One moment, I was remarking I haven’t covered many chicken dishes, but like London buses, another cracking casual dining chicken restaurant comes along. The queues at On the Dak in Covent Garden can get quite long and this is more of a takeaway kind of venue than one for an intimate seated dinner (they do have some stools facing out to the ever popular streets of Covent Garden).
What are the hungry Londoners queuing for? ‘Dak’ means chicken in Korean so you might expect a Korean version of Nandos, but this is simply on another level. Most people who queued up were after their signature dish: the Korean Fried Chicken. Yes, it’s KFC, but K for Korea and not Kentucky!
The chicken is coated in a crispy batter and comes in 4 flavours: sweet soy, Seoul spicy, soft garlic and original. We went for the punchy flavours of Seoul spicy which has an extra spicy glaze in a unique Seoul style. It added vibrant flavours without that burn-your-tongue-off kind of heat. Korean Fried Chicken seems to be all the rage in London at the moment, quite simply because it is lighter than the other varieties. The skin is only lightly battered, yet it fills crispier than other fried chicken with the meat tasting more moist. The dish comes with a crispy cabbage salad.
Chibab is very similar to the above but comes with rice to make sure the dish is more filling and even caters for vegetarian guests with the mush bab, which uses mixed mushrooms, house soy, butter, and seaweed.

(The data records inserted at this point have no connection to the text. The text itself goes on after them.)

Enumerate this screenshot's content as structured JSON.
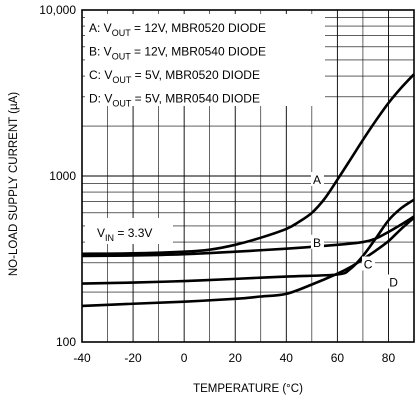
{
  "chart_data": {
    "type": "line",
    "title": "",
    "xlabel": "TEMPERATURE (°C)",
    "ylabel": "NO-LOAD SUPPLY CURRENT (µA)",
    "xlim": [
      -40,
      90
    ],
    "ylim": [
      100,
      10000
    ],
    "yscale": "log",
    "grid": true,
    "x_ticks": [
      -40,
      -20,
      0,
      20,
      40,
      60,
      80
    ],
    "x_tick_labels": [
      "-40",
      "-20",
      "0",
      "20",
      "40",
      "60",
      "80"
    ],
    "y_ticks": [
      100,
      1000,
      10000
    ],
    "y_tick_labels": [
      "100",
      "1000",
      "10,000"
    ],
    "legend": {
      "placement": "top-left",
      "entries": [
        {
          "letter": "A",
          "prefix": "A: V",
          "sub": "OUT",
          "suffix": " = 12V, MBR0520 DIODE"
        },
        {
          "letter": "B",
          "prefix": "B: V",
          "sub": "OUT",
          "suffix": " = 12V, MBR0540 DIODE"
        },
        {
          "letter": "C",
          "prefix": "C: V",
          "sub": "OUT",
          "suffix": " = 5V, MBR0520 DIODE"
        },
        {
          "letter": "D",
          "prefix": "D: V",
          "sub": "OUT",
          "suffix": " = 5V, MBR0540 DIODE"
        }
      ]
    },
    "annotation": {
      "prefix": "V",
      "sub": "IN",
      "suffix": " = 3.3V"
    },
    "series": [
      {
        "name": "A",
        "label_at": [
          52,
          920
        ],
        "x": [
          -40,
          -20,
          0,
          10,
          20,
          30,
          40,
          45,
          50,
          55,
          60,
          65,
          70,
          75,
          80,
          85,
          90
        ],
        "y": [
          340,
          342,
          350,
          360,
          385,
          425,
          480,
          530,
          600,
          730,
          950,
          1250,
          1650,
          2150,
          2750,
          3400,
          4100
        ]
      },
      {
        "name": "B",
        "label_at": [
          52,
          385
        ],
        "x": [
          -40,
          -20,
          0,
          20,
          40,
          60,
          70,
          75,
          80,
          85,
          90
        ],
        "y": [
          330,
          332,
          338,
          350,
          365,
          385,
          400,
          420,
          460,
          510,
          570
        ]
      },
      {
        "name": "C",
        "label_at": [
          72,
          285
        ],
        "x": [
          -40,
          -20,
          0,
          20,
          40,
          60,
          65,
          70,
          75,
          80,
          85,
          90
        ],
        "y": [
          225,
          228,
          233,
          240,
          248,
          255,
          275,
          330,
          420,
          540,
          640,
          720
        ]
      },
      {
        "name": "D",
        "label_at": [
          82,
          222
        ],
        "x": [
          -40,
          -20,
          0,
          20,
          30,
          40,
          50,
          60,
          65,
          70,
          75,
          80,
          85,
          90
        ],
        "y": [
          165,
          170,
          175,
          182,
          188,
          195,
          222,
          258,
          282,
          315,
          355,
          405,
          480,
          560
        ]
      }
    ]
  }
}
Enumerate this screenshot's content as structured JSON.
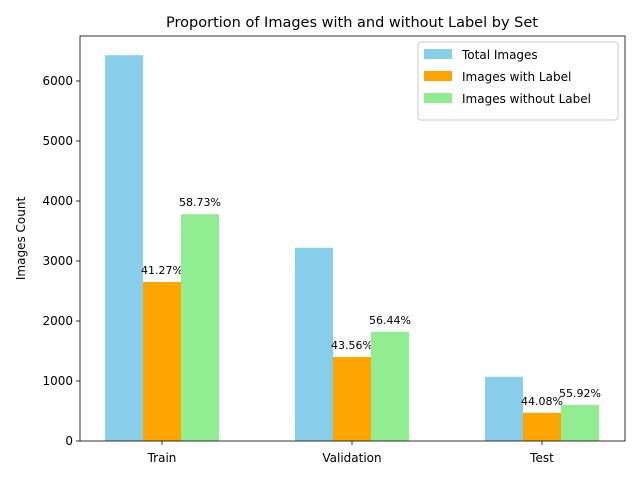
{
  "chart_data": {
    "type": "bar",
    "title": "Proportion of Images with and without Label by Set",
    "xlabel": "",
    "ylabel": "Images Count",
    "categories": [
      "Train",
      "Validation",
      "Test"
    ],
    "ylim": [
      0,
      6750
    ],
    "yticks": [
      0,
      1000,
      2000,
      3000,
      4000,
      5000,
      6000
    ],
    "grid": false,
    "legend_position": "top-right",
    "series": [
      {
        "name": "Total Images",
        "color": "#87CEEB",
        "values": [
          6430,
          3220,
          1070
        ],
        "labels": [
          "",
          "",
          ""
        ]
      },
      {
        "name": "Images with Label",
        "color": "#FFA500",
        "values": [
          2650,
          1400,
          470
        ],
        "labels": [
          "41.27%",
          "43.56%",
          "44.08%"
        ]
      },
      {
        "name": "Images without Label",
        "color": "#90EE90",
        "values": [
          3780,
          1820,
          600
        ],
        "labels": [
          "58.73%",
          "56.44%",
          "55.92%"
        ]
      }
    ]
  }
}
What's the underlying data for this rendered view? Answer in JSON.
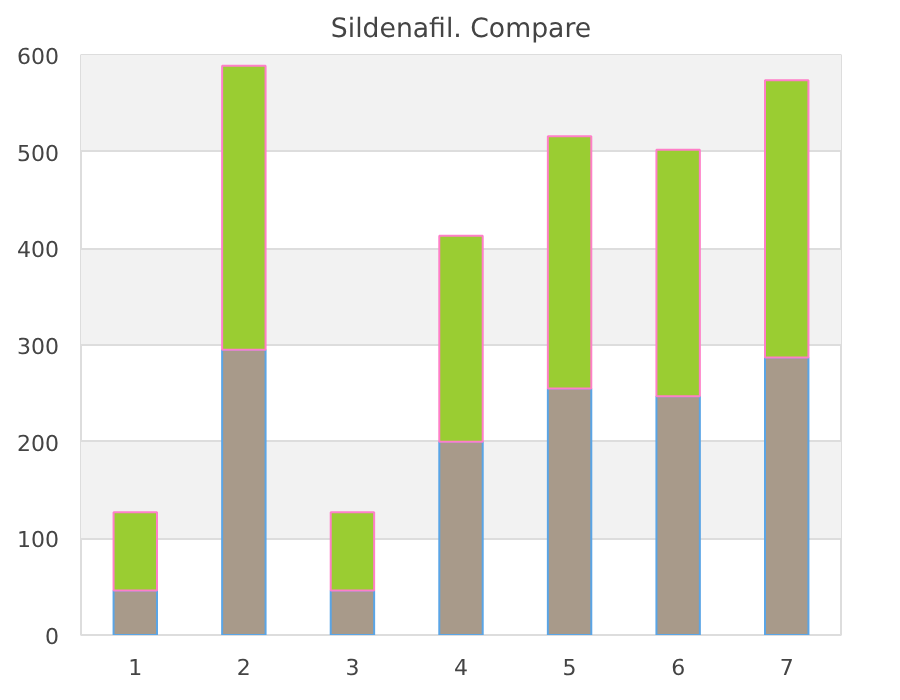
{
  "chart_data": {
    "type": "bar",
    "title": "Sildenafil. Compare",
    "stacked": true,
    "categories": [
      "1",
      "2",
      "3",
      "4",
      "5",
      "6",
      "7"
    ],
    "series": [
      {
        "color": "#a89a8a",
        "values": [
          46,
          295,
          46,
          200,
          255,
          247,
          287
        ]
      },
      {
        "color": "#9acd32",
        "values": [
          81,
          294,
          81,
          213,
          261,
          255,
          287
        ]
      }
    ],
    "ylim": [
      0,
      600
    ],
    "yticks": [
      0,
      100,
      200,
      300,
      400,
      500,
      600
    ],
    "grid": "y"
  }
}
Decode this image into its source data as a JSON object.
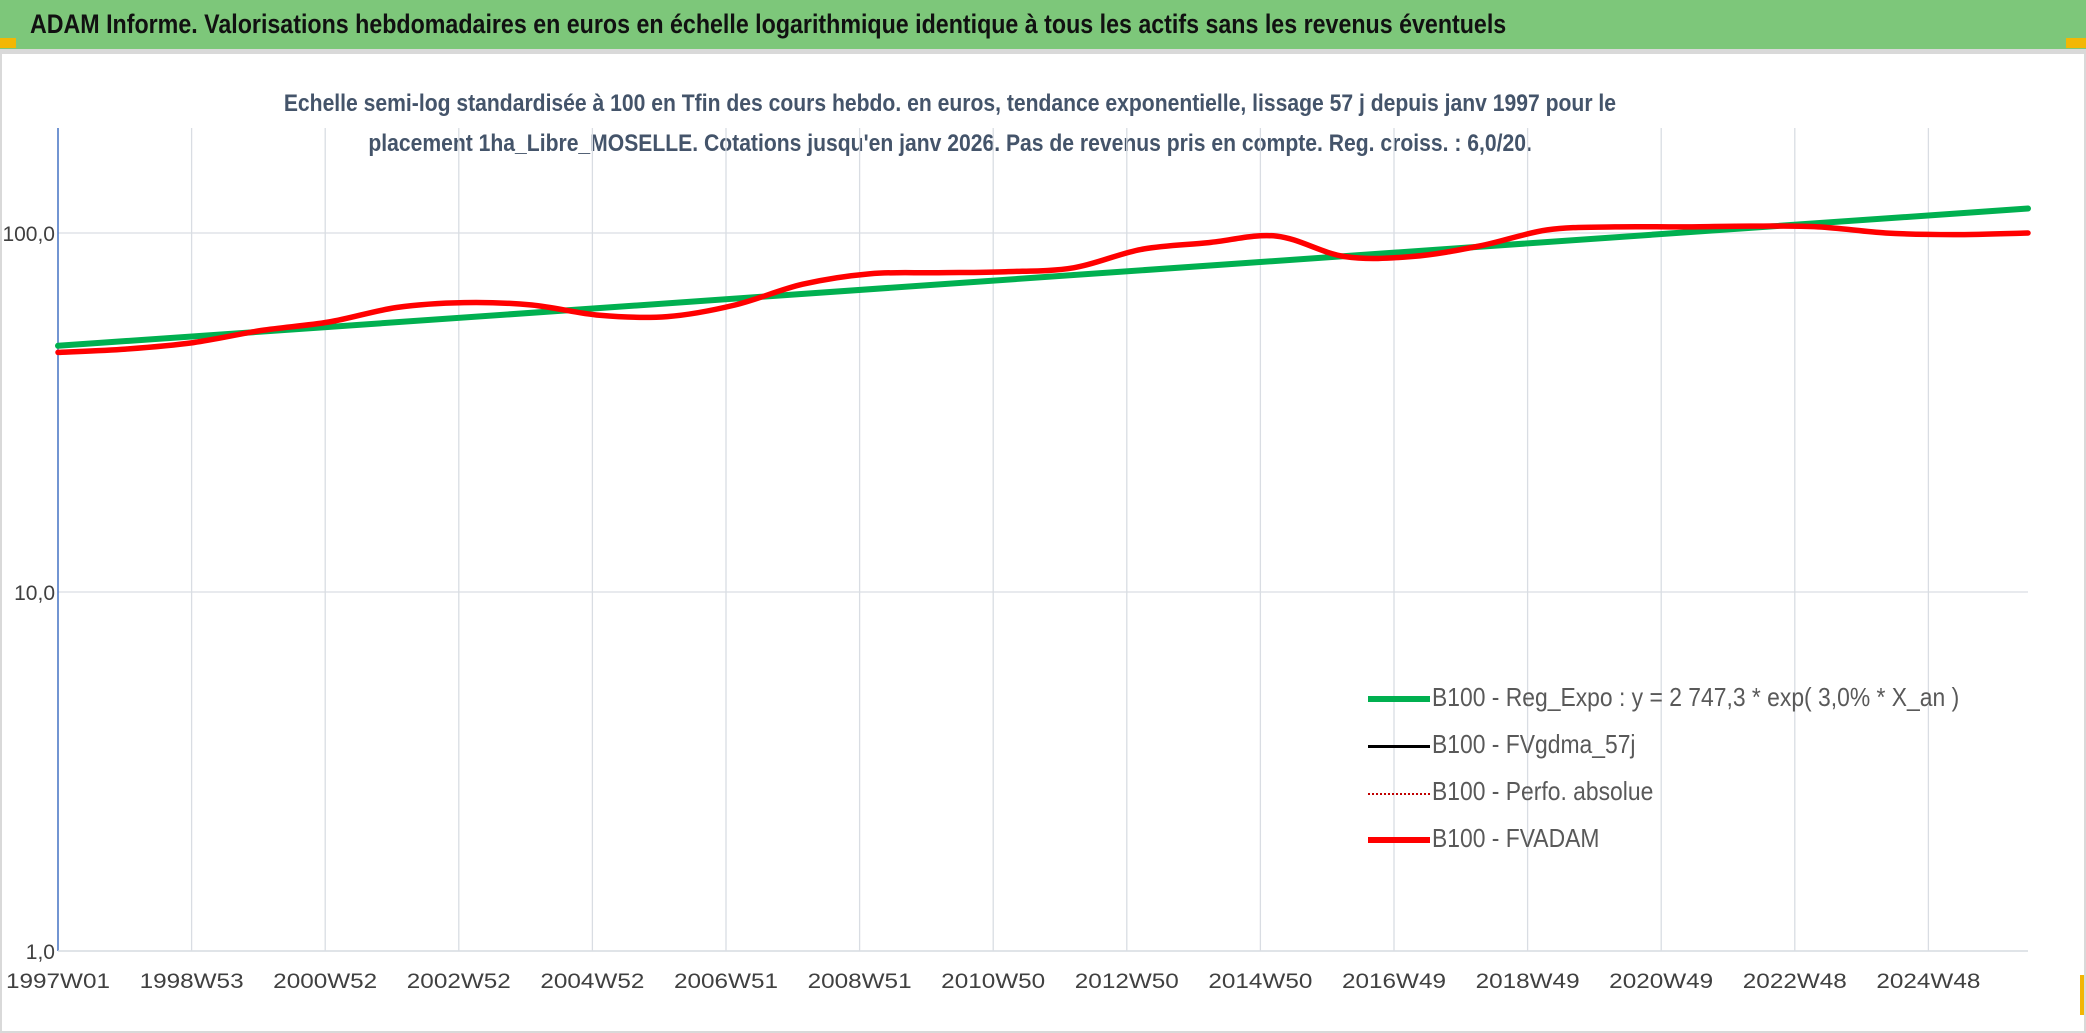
{
  "header": {
    "title": "ADAM Informe. Valorisations hebdomadaires en euros en échelle logarithmique identique à tous les actifs sans les revenus éventuels"
  },
  "colors": {
    "header_bg": "#7dc77a",
    "accent_corner": "#f2b705",
    "trend": "#00b050",
    "fvadam": "#ff0000",
    "fvgdma": "#000000",
    "perfo": "#c00000"
  },
  "chart_data": {
    "type": "line",
    "title_line1": "Echelle semi-log standardisée à 100 en Tfin des cours hebdo. en euros, tendance exponentielle, lissage 57 j depuis janv 1997 pour le",
    "title_line2": "placement 1ha_Libre_MOSELLE. Cotations jusqu'en janv 2026. Pas de revenus pris en compte. Reg. croiss. : 6,0/20.",
    "y_scale": "log",
    "ylim": [
      1,
      100
    ],
    "y_ticks": [
      1,
      10,
      100
    ],
    "y_tick_labels": [
      "1,0",
      "10,0",
      "100,0"
    ],
    "x_tick_labels": [
      "1997W01",
      "1998W53",
      "2000W52",
      "2002W52",
      "2004W52",
      "2006W51",
      "2008W51",
      "2010W50",
      "2012W50",
      "2014W50",
      "2016W49",
      "2018W49",
      "2020W49",
      "2022W48",
      "2024W48"
    ],
    "xlim": [
      1997.0,
      2026.1
    ],
    "grid": true,
    "legend_position": "bottom-right",
    "series": [
      {
        "name": "B100 - Reg_Expo : y = 2 747,3 * exp( 3,0% *  X_an )",
        "style": "trend",
        "x": [
          1997.0,
          2026.1
        ],
        "values": [
          48.5,
          117.0
        ]
      },
      {
        "name": "B100 - FVgdma_57j",
        "style": "solid-black",
        "x": [],
        "values": []
      },
      {
        "name": "B100 - Perfo. absolue",
        "style": "dotted-red",
        "x": [],
        "values": []
      },
      {
        "name": "B100 - FVADAM",
        "style": "fvadam",
        "x": [
          1997.0,
          1998.0,
          1999.0,
          2000.0,
          2001.0,
          2002.0,
          2003.0,
          2004.0,
          2005.0,
          2006.0,
          2007.0,
          2008.0,
          2009.0,
          2010.0,
          2011.0,
          2012.0,
          2013.0,
          2014.0,
          2015.0,
          2016.0,
          2017.0,
          2018.0,
          2019.0,
          2020.0,
          2021.0,
          2022.0,
          2023.0,
          2024.0,
          2025.0,
          2026.1
        ],
        "values": [
          46.5,
          47.5,
          49.5,
          53.5,
          56.5,
          62,
          64,
          63,
          59,
          58.5,
          63,
          72,
          77,
          77.5,
          78,
          80,
          90,
          94,
          98,
          86,
          86,
          92,
          102,
          104,
          104,
          104.5,
          104,
          100,
          99,
          100
        ]
      }
    ]
  }
}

If fried chicken isn’t your food of choice (you must be a rare breed!), then they do offer a healthy tasting Chitang, which is Korean pulled chicken soup with special herbs, carrots, coriander, and seaweed. If you are feeling under the weather, this is the perfect kind of soul-nourishing soup that will give you an extra spring in your step. As with most of the other dishes, it comes with a mild or spicy option.
Language was a slight issue during our visit as none of the staff spoke much English when we asked further questions, but this is the kind of popular street food venue that people will happily endure long queues for or deal with staff who do not speak much English because their dishes are so wondrously tasty.